Spain Reaches 20,000 Deaths From the CCP Virus

Spain Reaches 20,000 Deaths From the CCP Virus
A woman next to her husband (L), and her brother (R), attend the funeral of their mother who died from the CCP virus at the Poble Nou cemetery in Barcelona, Spain, April 18, 2020. (Emilio Morenatti/AP Photo)
4/18/2020
Updated:
4/18/2020
Spain reported Saturday the country has reached 20,000 deaths from the CCP virus pandemic—a novel coronavirus that emerged from mainland China last year and caused a global pandemic.

Health authorities reported 565 deaths in the last 24 hours. The total infections increased to more than 190,000.

New infections rose by nearly 4,500. More than 74,000 people in Spain have recovered.

As the outbreak’s spread slows, pressure on hospitals has relaxed. Authorities have closed one part of a huge field hospital with thousands of beds set up by the military in a convention center in Madrid.

“The data of hospitalized, deceased, and ICU admissions have maintained a downward trend the past few days,” said health emergency chief Fernando Simón at a press briefing, adding that he hoped to see a steeper decrease soon.

Spain has begun to ease a strict lockdown imposed on March 14 and this week opened up some sectors of the economy, including manufacturing. But most people are still confined to their houses except for essential outings like shopping for food, with even children not allowed out for exercise.

Parliament approved on April 9 a 15-day extension of a state of emergency that brought in the lockdown measures. Socialist Prime Minister Pedro Sanchez said then he was certain he would have to ask again for another extension, which would go into May.

New Guidelines

Health authorities in Spain are reshuffling the way to track the pandemic’s impact in the country with new guidelines to count the dead, while an effort to make more tests is counting hundreds of patients cured or without symptoms that weren’t recorded before.
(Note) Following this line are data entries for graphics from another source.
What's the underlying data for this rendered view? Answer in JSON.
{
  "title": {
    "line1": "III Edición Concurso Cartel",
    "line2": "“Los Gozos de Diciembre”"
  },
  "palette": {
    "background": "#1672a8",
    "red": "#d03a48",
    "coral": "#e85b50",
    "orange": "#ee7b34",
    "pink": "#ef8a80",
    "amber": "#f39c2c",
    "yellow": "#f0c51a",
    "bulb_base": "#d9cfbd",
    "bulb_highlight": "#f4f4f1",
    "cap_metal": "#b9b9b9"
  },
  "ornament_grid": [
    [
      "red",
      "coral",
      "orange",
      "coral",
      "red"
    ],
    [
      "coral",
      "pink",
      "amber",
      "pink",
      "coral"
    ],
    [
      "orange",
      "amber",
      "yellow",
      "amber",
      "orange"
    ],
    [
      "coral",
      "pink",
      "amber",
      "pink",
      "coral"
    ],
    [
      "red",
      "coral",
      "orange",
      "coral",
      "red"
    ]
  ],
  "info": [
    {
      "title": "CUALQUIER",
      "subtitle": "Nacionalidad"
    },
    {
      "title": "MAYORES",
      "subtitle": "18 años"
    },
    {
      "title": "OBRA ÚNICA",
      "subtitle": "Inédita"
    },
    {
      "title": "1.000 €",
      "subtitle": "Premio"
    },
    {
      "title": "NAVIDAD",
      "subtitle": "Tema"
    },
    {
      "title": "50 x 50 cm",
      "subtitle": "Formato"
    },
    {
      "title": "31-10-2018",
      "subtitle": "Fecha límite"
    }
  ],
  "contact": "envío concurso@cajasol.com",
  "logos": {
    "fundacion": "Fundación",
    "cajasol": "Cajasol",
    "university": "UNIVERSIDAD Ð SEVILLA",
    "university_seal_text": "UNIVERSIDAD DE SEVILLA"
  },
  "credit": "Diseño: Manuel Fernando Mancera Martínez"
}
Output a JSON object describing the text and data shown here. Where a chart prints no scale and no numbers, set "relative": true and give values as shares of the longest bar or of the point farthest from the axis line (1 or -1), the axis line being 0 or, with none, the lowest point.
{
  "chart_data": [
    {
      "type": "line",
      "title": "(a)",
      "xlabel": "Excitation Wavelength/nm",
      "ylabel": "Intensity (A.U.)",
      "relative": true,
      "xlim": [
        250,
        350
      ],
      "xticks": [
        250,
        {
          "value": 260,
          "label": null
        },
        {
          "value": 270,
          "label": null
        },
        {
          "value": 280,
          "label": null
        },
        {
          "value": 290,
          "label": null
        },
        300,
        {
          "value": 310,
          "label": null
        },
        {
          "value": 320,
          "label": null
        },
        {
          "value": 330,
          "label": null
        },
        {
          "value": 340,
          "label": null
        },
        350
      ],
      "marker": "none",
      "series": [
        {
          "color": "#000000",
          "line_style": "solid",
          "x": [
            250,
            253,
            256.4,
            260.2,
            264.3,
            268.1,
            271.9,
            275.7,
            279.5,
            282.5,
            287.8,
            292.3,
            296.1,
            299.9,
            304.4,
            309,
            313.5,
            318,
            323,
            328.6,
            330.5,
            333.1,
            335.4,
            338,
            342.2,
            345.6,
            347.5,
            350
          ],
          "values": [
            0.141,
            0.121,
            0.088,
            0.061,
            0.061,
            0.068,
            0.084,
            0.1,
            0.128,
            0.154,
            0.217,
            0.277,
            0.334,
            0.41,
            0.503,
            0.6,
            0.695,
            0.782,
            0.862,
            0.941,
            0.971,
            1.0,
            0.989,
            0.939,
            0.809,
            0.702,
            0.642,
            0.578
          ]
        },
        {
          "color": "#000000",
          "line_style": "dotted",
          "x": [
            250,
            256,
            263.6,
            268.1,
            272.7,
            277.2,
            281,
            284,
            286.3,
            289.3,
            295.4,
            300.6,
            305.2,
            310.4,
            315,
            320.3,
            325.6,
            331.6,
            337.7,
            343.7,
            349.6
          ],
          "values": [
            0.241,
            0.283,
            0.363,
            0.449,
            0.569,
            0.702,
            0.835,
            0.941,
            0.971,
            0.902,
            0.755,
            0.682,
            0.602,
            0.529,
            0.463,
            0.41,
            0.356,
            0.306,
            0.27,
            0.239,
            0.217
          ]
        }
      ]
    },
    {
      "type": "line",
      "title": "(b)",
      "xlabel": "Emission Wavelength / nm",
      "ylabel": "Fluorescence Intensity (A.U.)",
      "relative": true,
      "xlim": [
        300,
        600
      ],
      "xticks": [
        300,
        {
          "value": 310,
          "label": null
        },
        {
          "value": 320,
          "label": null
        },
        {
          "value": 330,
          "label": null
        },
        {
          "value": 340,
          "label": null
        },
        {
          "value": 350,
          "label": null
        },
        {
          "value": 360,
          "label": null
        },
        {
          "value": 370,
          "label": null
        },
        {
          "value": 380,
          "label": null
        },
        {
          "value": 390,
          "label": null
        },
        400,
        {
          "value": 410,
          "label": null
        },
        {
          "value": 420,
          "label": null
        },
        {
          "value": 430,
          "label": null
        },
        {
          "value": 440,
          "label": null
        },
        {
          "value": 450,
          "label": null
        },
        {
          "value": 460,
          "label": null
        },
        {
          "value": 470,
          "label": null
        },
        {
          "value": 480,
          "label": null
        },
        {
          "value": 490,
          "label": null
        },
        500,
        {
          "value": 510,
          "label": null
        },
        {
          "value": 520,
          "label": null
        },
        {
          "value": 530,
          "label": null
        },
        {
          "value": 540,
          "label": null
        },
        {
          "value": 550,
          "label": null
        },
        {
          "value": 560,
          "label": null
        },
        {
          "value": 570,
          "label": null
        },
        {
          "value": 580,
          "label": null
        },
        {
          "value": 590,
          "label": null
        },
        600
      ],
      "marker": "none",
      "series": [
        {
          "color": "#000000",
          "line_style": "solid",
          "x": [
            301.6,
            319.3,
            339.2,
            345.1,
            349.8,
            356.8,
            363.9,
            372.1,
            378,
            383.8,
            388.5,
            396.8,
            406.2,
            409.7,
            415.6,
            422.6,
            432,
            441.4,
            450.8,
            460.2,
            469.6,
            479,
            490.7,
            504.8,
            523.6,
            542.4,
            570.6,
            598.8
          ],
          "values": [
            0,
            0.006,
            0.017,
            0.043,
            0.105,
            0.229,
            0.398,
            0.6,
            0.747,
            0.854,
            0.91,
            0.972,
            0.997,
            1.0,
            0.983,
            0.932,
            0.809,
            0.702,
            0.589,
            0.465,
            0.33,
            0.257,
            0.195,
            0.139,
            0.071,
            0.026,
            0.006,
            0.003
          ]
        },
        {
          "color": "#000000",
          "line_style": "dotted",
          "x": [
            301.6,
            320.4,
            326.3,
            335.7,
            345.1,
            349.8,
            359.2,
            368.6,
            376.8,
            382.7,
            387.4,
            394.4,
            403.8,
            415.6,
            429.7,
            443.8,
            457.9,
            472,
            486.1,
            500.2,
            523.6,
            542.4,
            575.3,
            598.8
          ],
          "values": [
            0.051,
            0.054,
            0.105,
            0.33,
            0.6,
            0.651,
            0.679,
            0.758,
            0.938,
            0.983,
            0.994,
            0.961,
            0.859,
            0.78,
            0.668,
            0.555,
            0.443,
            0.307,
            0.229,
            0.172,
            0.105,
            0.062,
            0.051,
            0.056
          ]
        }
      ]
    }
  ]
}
The government says that it’s following World Health Organization guidance and insists on counting only those who die having tested positive for the CCP virus, whether they show symptoms or not and no matter where the death takes place.

Simón said that an effort to rein in a diversity of data from 17 Spanish regions is leading to corrections in past statistics.

“If the data is distorted it becomes difficult to take scientific decisions,” Simón said in a televised press conference.

Epoch Times staff and Reuters contributed to this report.